Chiny pozbywają się walut. Gra na wzmocnienie juana
Kończy się dobry okres dla chińskich rezerw walutowych - tylko w styczniu skurczyły się one o 100 mld dolarów - taką informację podał Ludowy Bank Chin. To sposób chińskich władz na obronę juana.
Rezerwy walutowe Chin w styczniu zmniejszyły się o 99,5 mld dolarów do 3,23 bln dolarów. To drugi największy spadek od 1999 roku. Styczniowy odpływ gotówki ustępuje tylko spadkowi z grudnia 2015 roku, kiedy rezerwy zmniejszyły się aż o 107,92 mld dolarów.
Chińskie rezerwy walutowe wciąż należą do największych na świecie, jednak podejmując się obrony juana (który w ostatnich miesiącach mocno osłabił się wobec dolara) władze Chin postanowiły wpompować je na rynek.
Zmniejszanie rezerw nie jest nowym posunięciem - w ciągu ostatniego roku Chiny pozbyły się obcych walut wartych łącznie 580 mld dolarów. Jak długo Chinom wystarczy gotówki do obrony juana?
- Rezerwy wykorzystywane są jako wojenna oręż, ale prosta matematyka pokazuje, że poziom zmniejszania rezerw w tym tempie nie jest do utrzymania w dłuższym okresie - uważa Rajiv Biswas, główny ekonomista IHS Global Insight.
A obrona juana jest dla chińskich władz kluczowa, albowiem gwałtowny spadek wartości waluty mógłby dodatkowo zdestabilizować gospodarkę, która i tak w ostatnich miesiącach przeżywa spowolnienie.
Mocne osłabienie juana spowodowałoby ogromne kłopoty chińskich firm, które w wielu przypadkach zadłużone są w dolarach. Jeżeli chińska waluta dodatkowo osłabiłaby się, to przedsiębiorstwa miałyby problem ze spłatą i obsługą zadłużenia.
Jednak Chiny wciąż posiadają ogromne rezerwy.
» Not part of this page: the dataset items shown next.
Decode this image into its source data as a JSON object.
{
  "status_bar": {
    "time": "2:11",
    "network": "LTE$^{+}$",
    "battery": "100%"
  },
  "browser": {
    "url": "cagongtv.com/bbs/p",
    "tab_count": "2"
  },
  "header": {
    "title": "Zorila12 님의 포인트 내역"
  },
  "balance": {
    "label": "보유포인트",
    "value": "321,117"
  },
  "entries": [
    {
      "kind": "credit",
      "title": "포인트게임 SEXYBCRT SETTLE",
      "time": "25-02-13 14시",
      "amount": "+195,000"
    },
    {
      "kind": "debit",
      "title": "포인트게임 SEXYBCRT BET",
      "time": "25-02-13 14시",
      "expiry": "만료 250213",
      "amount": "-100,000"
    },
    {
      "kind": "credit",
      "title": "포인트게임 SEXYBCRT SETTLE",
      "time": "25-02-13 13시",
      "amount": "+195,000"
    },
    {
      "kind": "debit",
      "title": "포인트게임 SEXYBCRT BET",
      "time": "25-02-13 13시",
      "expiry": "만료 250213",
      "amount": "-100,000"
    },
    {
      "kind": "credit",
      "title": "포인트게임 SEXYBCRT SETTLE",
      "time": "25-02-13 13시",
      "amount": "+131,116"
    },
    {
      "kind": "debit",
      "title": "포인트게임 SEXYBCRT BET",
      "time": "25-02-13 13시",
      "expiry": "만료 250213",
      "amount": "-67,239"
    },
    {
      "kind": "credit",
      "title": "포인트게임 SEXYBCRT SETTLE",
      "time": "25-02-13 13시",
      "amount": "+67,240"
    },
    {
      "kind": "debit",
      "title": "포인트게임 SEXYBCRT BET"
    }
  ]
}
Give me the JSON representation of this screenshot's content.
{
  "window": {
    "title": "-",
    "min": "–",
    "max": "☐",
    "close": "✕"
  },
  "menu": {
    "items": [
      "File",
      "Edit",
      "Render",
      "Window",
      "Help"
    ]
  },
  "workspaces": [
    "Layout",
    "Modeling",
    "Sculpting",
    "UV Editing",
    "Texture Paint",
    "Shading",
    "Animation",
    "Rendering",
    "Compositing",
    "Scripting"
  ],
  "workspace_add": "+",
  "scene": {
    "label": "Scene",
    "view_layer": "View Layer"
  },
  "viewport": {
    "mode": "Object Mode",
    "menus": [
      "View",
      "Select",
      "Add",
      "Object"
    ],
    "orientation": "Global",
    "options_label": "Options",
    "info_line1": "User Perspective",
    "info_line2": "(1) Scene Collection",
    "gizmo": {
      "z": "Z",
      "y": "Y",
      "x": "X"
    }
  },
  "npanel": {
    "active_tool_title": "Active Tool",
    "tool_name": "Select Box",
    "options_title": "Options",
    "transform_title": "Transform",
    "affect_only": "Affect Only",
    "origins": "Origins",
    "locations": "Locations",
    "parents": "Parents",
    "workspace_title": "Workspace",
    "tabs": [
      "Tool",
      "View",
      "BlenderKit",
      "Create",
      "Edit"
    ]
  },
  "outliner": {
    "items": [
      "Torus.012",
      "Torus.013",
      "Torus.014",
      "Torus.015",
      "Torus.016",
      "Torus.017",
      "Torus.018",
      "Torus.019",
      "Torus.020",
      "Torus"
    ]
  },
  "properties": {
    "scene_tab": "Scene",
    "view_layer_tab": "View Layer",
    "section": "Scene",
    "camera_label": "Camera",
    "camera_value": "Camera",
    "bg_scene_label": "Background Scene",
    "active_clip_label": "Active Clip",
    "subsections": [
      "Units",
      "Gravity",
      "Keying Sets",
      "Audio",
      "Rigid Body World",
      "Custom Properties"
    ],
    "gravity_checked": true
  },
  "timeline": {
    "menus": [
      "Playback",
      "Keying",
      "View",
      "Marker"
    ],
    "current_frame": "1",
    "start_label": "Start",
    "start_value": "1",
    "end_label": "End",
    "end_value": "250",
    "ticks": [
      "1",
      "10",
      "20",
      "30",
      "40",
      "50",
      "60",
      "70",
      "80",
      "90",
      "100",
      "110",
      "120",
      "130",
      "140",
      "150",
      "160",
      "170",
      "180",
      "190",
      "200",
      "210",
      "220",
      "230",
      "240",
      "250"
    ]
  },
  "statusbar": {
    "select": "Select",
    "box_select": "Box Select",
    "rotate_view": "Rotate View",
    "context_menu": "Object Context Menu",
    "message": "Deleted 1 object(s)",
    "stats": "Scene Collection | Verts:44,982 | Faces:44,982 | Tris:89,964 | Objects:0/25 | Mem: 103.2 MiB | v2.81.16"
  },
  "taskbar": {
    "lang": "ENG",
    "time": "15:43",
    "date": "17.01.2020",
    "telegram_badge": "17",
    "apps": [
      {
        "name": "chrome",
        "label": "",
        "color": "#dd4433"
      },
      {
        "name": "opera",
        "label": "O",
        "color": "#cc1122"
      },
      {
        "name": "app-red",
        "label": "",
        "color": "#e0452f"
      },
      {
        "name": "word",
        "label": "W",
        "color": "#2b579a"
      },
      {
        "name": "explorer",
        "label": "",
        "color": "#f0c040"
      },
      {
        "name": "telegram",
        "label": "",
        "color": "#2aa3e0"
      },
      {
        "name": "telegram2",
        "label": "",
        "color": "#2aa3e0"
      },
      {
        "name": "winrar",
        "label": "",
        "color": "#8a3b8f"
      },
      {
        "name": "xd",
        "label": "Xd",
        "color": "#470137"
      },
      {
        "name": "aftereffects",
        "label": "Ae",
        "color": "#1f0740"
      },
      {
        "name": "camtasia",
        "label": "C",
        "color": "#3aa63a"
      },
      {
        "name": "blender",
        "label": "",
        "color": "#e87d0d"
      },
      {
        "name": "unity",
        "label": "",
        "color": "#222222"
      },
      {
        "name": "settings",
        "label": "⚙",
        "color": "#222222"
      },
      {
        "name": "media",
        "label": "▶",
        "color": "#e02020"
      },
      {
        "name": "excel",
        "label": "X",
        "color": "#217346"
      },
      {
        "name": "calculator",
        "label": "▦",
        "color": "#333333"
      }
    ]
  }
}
Jak podaje Rajiv Biswas z IHS Global Insight, Chiny wciąż posiadają 3,23 biliony dolarów, co stanowi, zdaniem ekonomisty, "pokaźną rezerwę bojową".
Tymczasem po latach wzrostów chińska gospodarka coraz bardziej zwalnia. Skutkiem tego są ruchy inwestorów, którzy starają się wycofywać fundusze z kraju, szukając lepszych okazji inwestycyjnych gdzie indziej. A skoro pieniądze opuszczają Chiny, to znaczy, że juan jest wymieniany na dolary, euro bądź inne waluty. To oznacza presję na juana, który w styczniu osłabił się o 1,2 proc. wobec dolara, zaś w ubiegłym roku wobec amerykańskiej waluty spadł o 5 proc.
Chiński Bank Ludowy pozbywa się rezerw walutowych i skupuje juana. Jak informuje CNN Hong Kong, to często stosowana przez państwa strategia, która może się jednak zakończyć ostrym uszczupleniem funduszy instytucji.
Tymczasem według analityków, z Chin w ubiegłym roku odpłynęły miliardy dolarów. Niektórzy spekulują, że odpływ mógł sięgnąć nawet biliona dolarów. A ostatnie spadki na chińskiej giełdzie i problemy rynku nieruchomości w tym kraju wcale nie poprawiają wizerunku kraju w oczach inwestorów. Problem w tym, że chińska gospodarka należy do największych na świecie i jej problemy mogłyby oznaczać kłopoty dla całego globu.